Do not assume driver.refresh() clears the problem
A refresh may still use the same profile, the same service worker, and the same cached assets. If the issue survives a refresh, try a new browser session instead.
How to make these bugs less likely in the first place
Separate production behavior from test determinism
Not every test should exercise service worker caching. In fact, most functional tests should not. Keep production behavior enabled only in suites that explicitly need it.
A useful rule is:
- feature tests for app logic, use fresh contexts and minimal storage,
- PWA or offline tests, use a dedicated suite with controlled cache state,
- cross-browser smoke tests, keep caching behavior predictable and easy to reset.
Version your test data and assets
If the UI is sensitive to cached data, use versioned API fixtures or unique cache keys per test run. That makes stale cache entries easier to detect and invalidate.
Make service worker changes visible
When app code or a deploy changes the service worker, include clear logging in test environments. A few extra lines in telemetry or console output can save hours of guessing later.
Have a cleanup step that is actually effective
A teardown that only closes the tab is not enough. Depending on your setup, cleanup may need to clear storage, close the browser context, or delete the temporary profile directory.
Decide whether to block or embrace caching in E2E
For each suite, answer one question clearly: is caching part of the thing under test? If not, disable it or isolate it. If yes, write explicit assertions about cached behavior rather than letting it affect unrelated tests.
A quick decision tree for debugging
If a test fails only on rerun
Suspect cached state or service worker registration.
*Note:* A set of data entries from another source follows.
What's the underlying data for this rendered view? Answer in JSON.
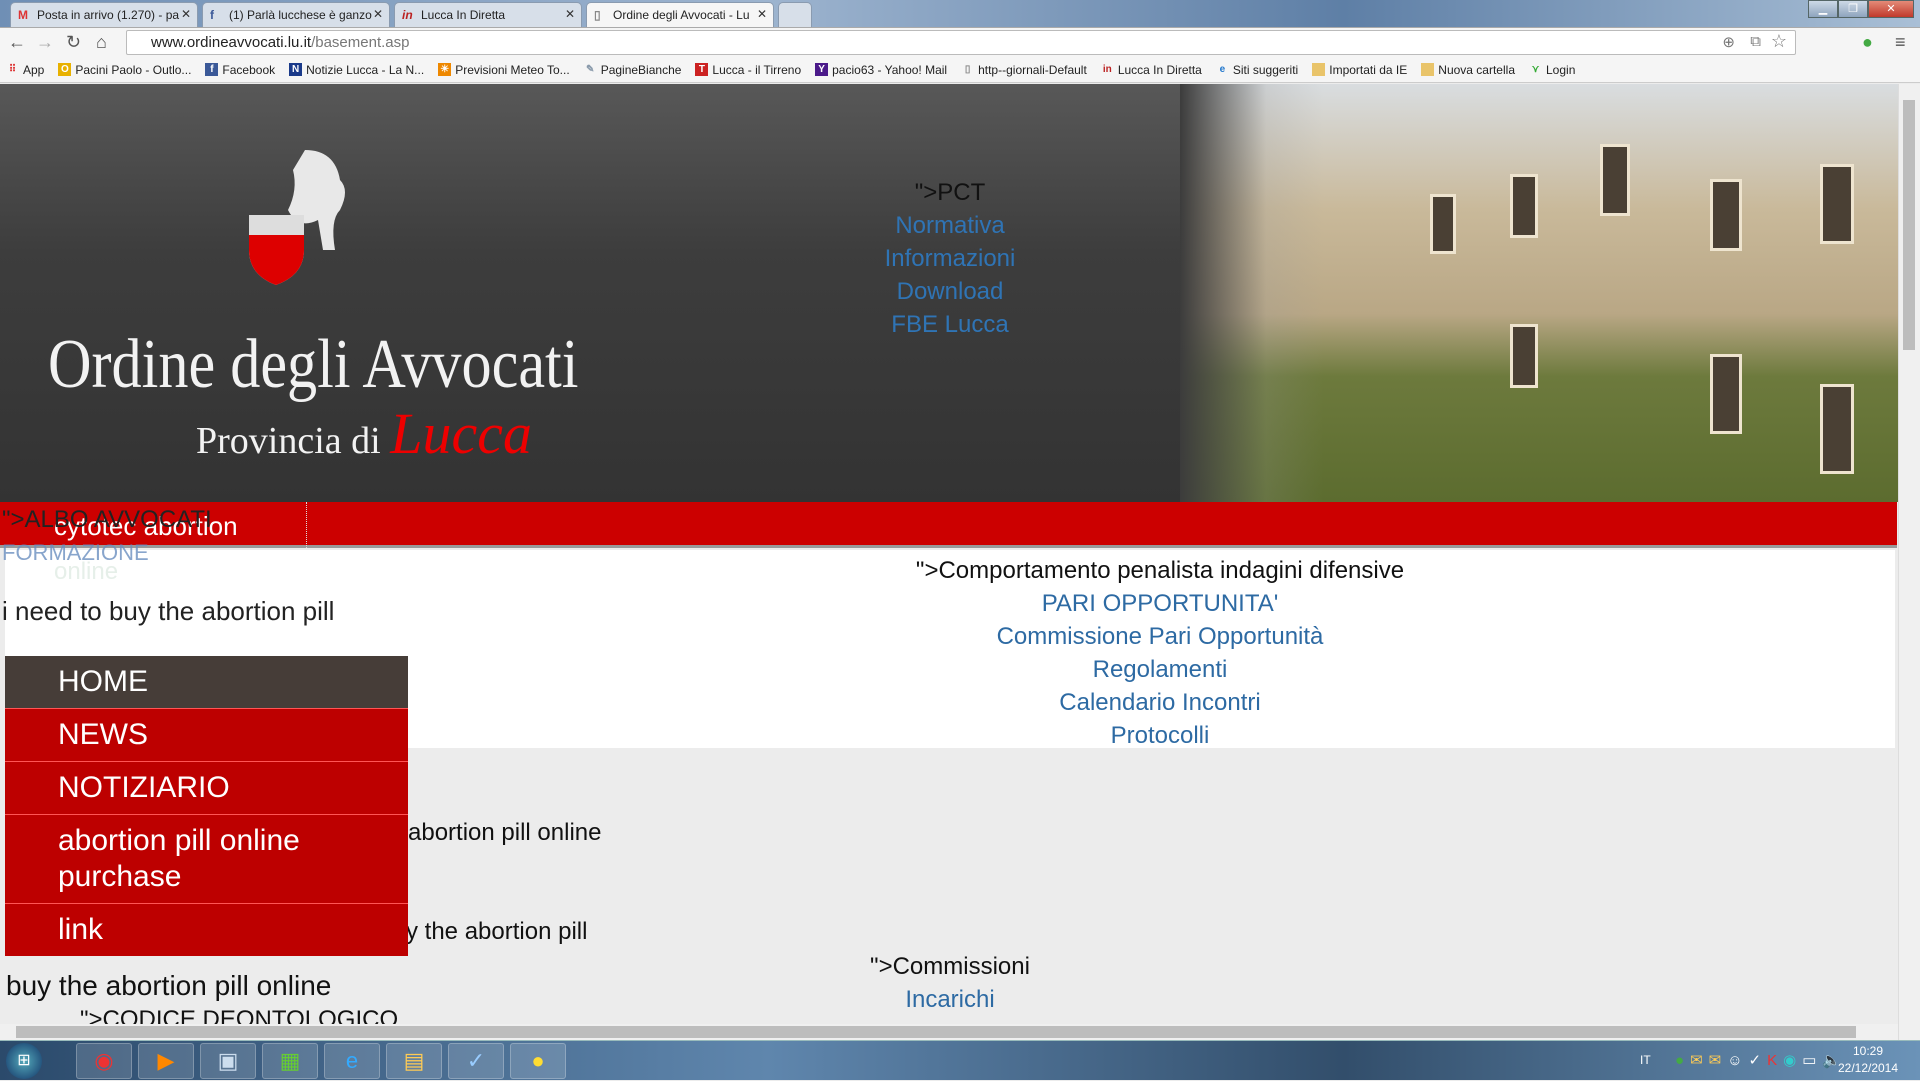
{
  "browser": {
    "tabs": [
      {
        "label": "Posta in arrivo (1.270) - pa",
        "icon": "gmail-icon"
      },
      {
        "label": "(1) Parlà lucchese è ganzo",
        "icon": "facebook-icon"
      },
      {
        "label": "Lucca In Diretta",
        "icon": "luccaindiretta-icon"
      },
      {
        "label": "Ordine degli Avvocati - Lu",
        "icon": "page-icon",
        "active": true
      }
    ],
    "url_host": "www.ordineavvocati.lu.it",
    "url_path": "/basement.asp",
    "bookmarks": [
      "App",
      "Pacini Paolo - Outlo...",
      "Facebook",
      "Notizie Lucca - La N...",
      "Previsioni Meteo To...",
      "PagineBianche",
      "Lucca - il Tirreno",
      "pacio63 - Yahoo! Mail",
      "http--giornali-Default",
      "Lucca In Diretta",
      "Siti suggeriti",
      "Importati da IE",
      "Nuova cartella",
      "Login"
    ]
  },
  "site": {
    "logo": {
      "title": "Ordine degli Avvocati",
      "subtitle": "Provincia di",
      "city": "Lucca"
    },
    "pct_menu": {
      "heading": "\">PCT",
      "links": [
        "Normativa",
        "Informazioni",
        "Download",
        "FBE Lucca"
      ]
    },
    "redbar_label": "cytotec abortion",
    "overlap": {
      "albo": "\">ALBO AVVOCATI",
      "formazione": "FORMAZIONE",
      "online": "online"
    },
    "need_text": "i need to buy the abortion pill",
    "menu": [
      "HOME",
      "NEWS",
      "NOTIZIARIO",
      "abortion pill online purchase",
      "link"
    ],
    "center": {
      "heading": "\">Comportamento penalista indagini difensive",
      "links": [
        "PARI OPPORTUNITA'",
        "Commissione Pari Opportunità",
        "Regolamenti",
        "Calendario Incontri",
        "Protocolli"
      ]
    },
    "text_abortion_online": "abortion pill online",
    "text_buy_pill": "y the abortion pill",
    "text_buy_online": "buy the abortion pill online",
    "commissioni": {
      "heading": "\">Commissioni",
      "link": "Incarichi"
    },
    "codice": "\">CODICE DEONTOLOGICO"
  },
  "taskbar": {
    "lang": "IT",
    "time": "10:29",
    "date": "22/12/2014"
  },
  "colors": {
    "brand_red": "#c00000",
    "link_blue": "#2d6aa3",
    "menu_home": "#463d38"
  }
}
If a test fails only in CI
Suspect profile reuse, network policy, proxy behavior, or slower worker activation timing.
If a test fails after a login/logout flow
Suspect storage leakage, stale cache entries, or cached auth responses.
If a test fails only in one browser engine
Check service worker support, cache eviction differences, and offline behavior across engines.
If a test fails after a page reload but not on initial load
Suspect worker control, cache revalidation, or app boot code that reads old data on startup.
What to capture in a bug report
When you hand this off to a teammate, include enough detail to separate network bugs from browser state bugs:
- browser and version,
- test runner and browser automation tool,
- whether a clean profile fixes it,
- whether service workers are enabled,
- whether offline mode was set explicitly,
- the exact URLs loaded from cache, if known,
- request and response logs for the failing action,
- whether the failure reproduces after clearing storage.
That information makes it much easier to decide whether the fix belongs in the app, the test harness, or the infrastructure layer.
Final takeaway
Flaky browser tests service workers are rarely just about one bad assertion. They usually point to hidden browser state that outlives a single test step and changes what the page sees on the next run. The fastest path to a stable fix is to isolate the layer causing the behavior, then make your test setup either fully control that state or eliminate it altogether.
If you treat service workers, Cache Storage, and offline state as first-class variables in your debugging process, the failures become much easier to explain. More importantly, you can decide when caching is a real product behavior worth testing, and when it is just noise getting in the way of reliable automation.